15 de octubre de 2010

Ese oscuro objeto del deseo

Salvo catástrofe eléctrica, tarde o temprano, quizá a medio plazo, pocos compraremos libros de papel. La variedad de idiomas y de géneros de los textos al alcance de una leve presión sobre el teclado, o de dos, crece de una forma exponencial y, aunque limitado aún, tiene un potencial casi de ensueño. Lo tendremos todo, o casi todo, a nuestro alcance. Será un jauja libresco o, quitándole la expresión a Vargas Llosa, una orgía perpetua. No importará si estamos en una gran capital o en el pueblo más recóndito de provincias, siempre y cuando tengamos una conexión, por endeble que sea, tendremos la oportunidad de descargarnos libros interesantes de cualquier lugar del mundo, cuyo peso digital es casi irrisorio.

El futuro de las grandes editoriales más tradicionales y de los muchos que viven de ellas directa e indirectamente se tambalea. Más grave aún es la situación para las librerías a pesar de los intentos de plataformas como Libranda. Puede que sobrevivan bastantes años más gracias a los libros escolares y a esa gran mayoría de lectores a quienes aún no les sale rentable la compra de un lector electrónico para la cantidad de libros que adquieren anualmente, aunque sólo sea para husmear por curiosidad la prosa, el estilo, el ritmo. En cuanto a los devoradores de libros, o bibliófagos como diría mi amigo Samuel, que añoran el olor a papel de un árbol caído o la incomodad de portar muchos de ellos (una forma más de hacer deporte), por no decir otras contrariedades como la imposibilidad de cambiar el tamaño y tipo de letra, no disfrutar de una luz propia en la pantalla o carecer de diccionarios integrados, aún quedan muchos pero se van rindiendo ante la evidencia a cuenta gotas.

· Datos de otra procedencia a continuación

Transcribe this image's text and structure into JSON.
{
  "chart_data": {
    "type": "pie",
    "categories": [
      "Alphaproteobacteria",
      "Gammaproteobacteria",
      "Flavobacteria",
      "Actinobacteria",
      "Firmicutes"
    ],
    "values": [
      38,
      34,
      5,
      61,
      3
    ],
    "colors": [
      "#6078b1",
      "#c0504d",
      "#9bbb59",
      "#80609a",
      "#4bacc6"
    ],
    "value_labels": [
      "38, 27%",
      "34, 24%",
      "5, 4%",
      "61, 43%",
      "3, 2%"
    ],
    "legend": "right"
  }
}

Como consecuencia de este huracán en el que el libro deja de ser un objeto, y no tiene valor como tal, sino como contenido fácilmente portable y duplicable, serán aún más los duramente castigados si no se llega a una concienciación, a un marco legal y a un control acorde con la nueva época de la digitalocopia, o digicopia si lo prefieren. Me refiero al futuro de los escritores, de los traductores, de los diseñadores y de los tan apaleados fotógrafos y creadores de imágenes, a los que por cierto pocos han tenido muy en cuenta, como si su trabajo visual fuera automáticamente de todos porque sí. Estas actividades continuarán, sin duda, pero corren el riesgo de resentirse fuertemente como profesiones, lo cual alimenta fundados temores que van más allá del cambio de un ciclo.